I park in a turnoff and kill the engine. The silence is deafening, broken only by the whsssh of wind blowing through the pine trees. The woods loom, tall and mysterious, engulfing us.
“Oh, my.” Tammy rapidly pats her chest. “It’s so deserted. Not a soul for miles.”
“That’s why people like it,” Doreen says, opening the rear door and getting out. “Oh, smell that!” she exclaims, stretching. “This is why people come to the woods.”
We get out and breathe the clean mountain air. Tammy clutches her coat. “It’s freezing.”
Suddenly, we’re blinded by a beam of light so bright we have to shield our eyes. I grab Tammy’s arm as footsteps crunch across the gravel toward us. Doreen, I don’t have to worry about. She’s got one hand on her pistol.
“You ladies in need of assistance?”
His voice is gruff, official. I don’t have to see a badge to know it’s a cop keeping watch on a crime scene, perhaps to protect its integrity. Perhaps to see if the murderer will return.
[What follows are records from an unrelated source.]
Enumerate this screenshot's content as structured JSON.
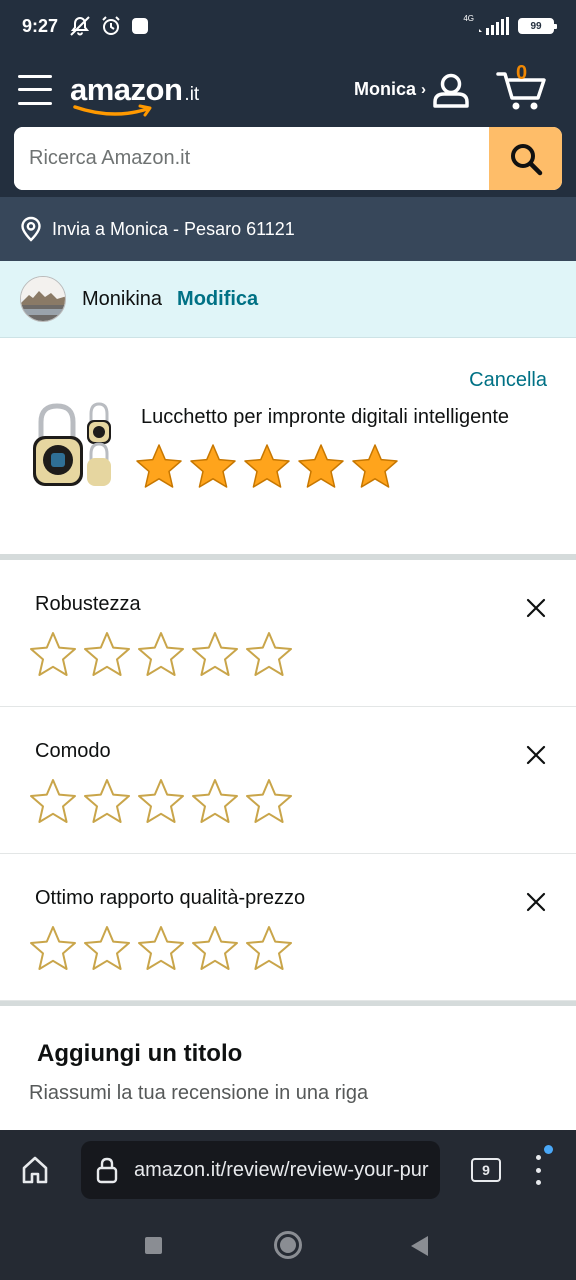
{
  "status_bar": {
    "time": "9:27",
    "network": "4G",
    "battery": "99"
  },
  "header": {
    "logo": "amazon",
    "logo_tld": ".it",
    "account_label": "Monica",
    "account_chevron": "›",
    "cart_count": "0"
  },
  "search": {
    "placeholder": "Ricerca Amazon.it"
  },
  "delivery": {
    "text": "Invia a Monica - Pesaro 61121"
  },
  "profile": {
    "name": "Monikina",
    "edit_label": "Modifica"
  },
  "product": {
    "cancel_label": "Cancella",
    "title": "Lucchetto per impronte digitali intelligente",
    "rating": 5,
    "max_rating": 5
  },
  "attributes": [
    {
      "label": "Robustezza",
      "rating": 0
    },
    {
      "label": "Comodo",
      "rating": 0
    },
    {
      "label": "Ottimo rapporto qualità-prezzo",
      "rating": 0
    }
  ],
  "title_section": {
    "heading": "Aggiungi un titolo",
    "placeholder": "Riassumi la tua recensione in una riga"
  },
  "browser": {
    "url": "amazon.it/review/review-your-purchases",
    "tab_count": "9"
  },
  "colors": {
    "header_bg": "#232f3e",
    "delivery_bg": "#37475a",
    "search_button": "#febd69",
    "link": "#007185",
    "star_fill": "#ffa41c",
    "star_outline": "#c9a54a",
    "profile_bg": "#e0f5f8"
  },
  "icons": {
    "menu": "hamburger-icon",
    "account": "user-icon",
    "cart": "cart-icon",
    "search": "search-icon",
    "location": "location-pin-icon",
    "close": "close-icon",
    "home": "home-icon",
    "lock": "lock-icon"
  }
}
“Looking for my daughter,” pipes up Tammy, lowering her hand and extending it for a shake. “Tammy Beauregard. I’m the mother of Haylee Beauregard. Or, as y’all call her up here, Holly. Holly Barron now.”
“ID?” asks the cop.
As Tammy fumbles through her purse for her wallet, I make a mental note of his brass nameplate. V. Drury. Vermont State Police. Does not ring a bell.
“Here,” she says, handing him her license. “Please, if you have any information on the body they found, I’m worried sick it’s my son-in-law, Robert Barron. I flew all the way up from Florida ’cause I can’t take the not knowing. My daughter’s been missing since Sunday.”
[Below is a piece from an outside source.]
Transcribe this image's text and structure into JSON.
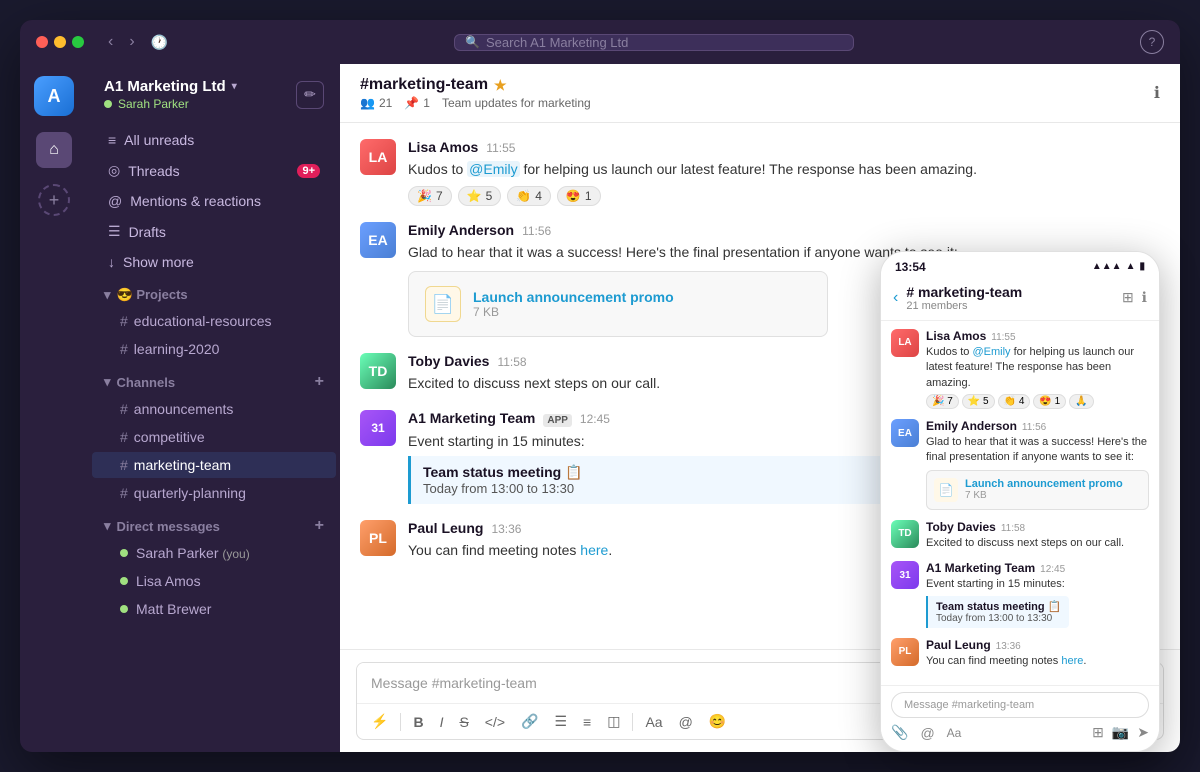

He returns her license. “Thank you. I’m sorry I can’t help you, ma’am. If you have any questions, I suggest you contact the state police barracks in Westminster tomorrow. Meanwhile, we’re trying to keep this area clear. So, if you—”
“Would move along?” I finish for him. “Gladly. Come on, Tammy.” I tug her jacket, but she doesn’t budge.
“This is my daughter, officer,” she says firmly. “Be a human being and ease a mother’s heart. Tell me what you know.”
He lowers the flashlight. “What I know is that I’m not authorized to answer any questions.” In a kinder tone, he adds, “And everything’s better in the morning, ma’am. Trust me. Now, drive safe and be careful. It’s a jungle out there.”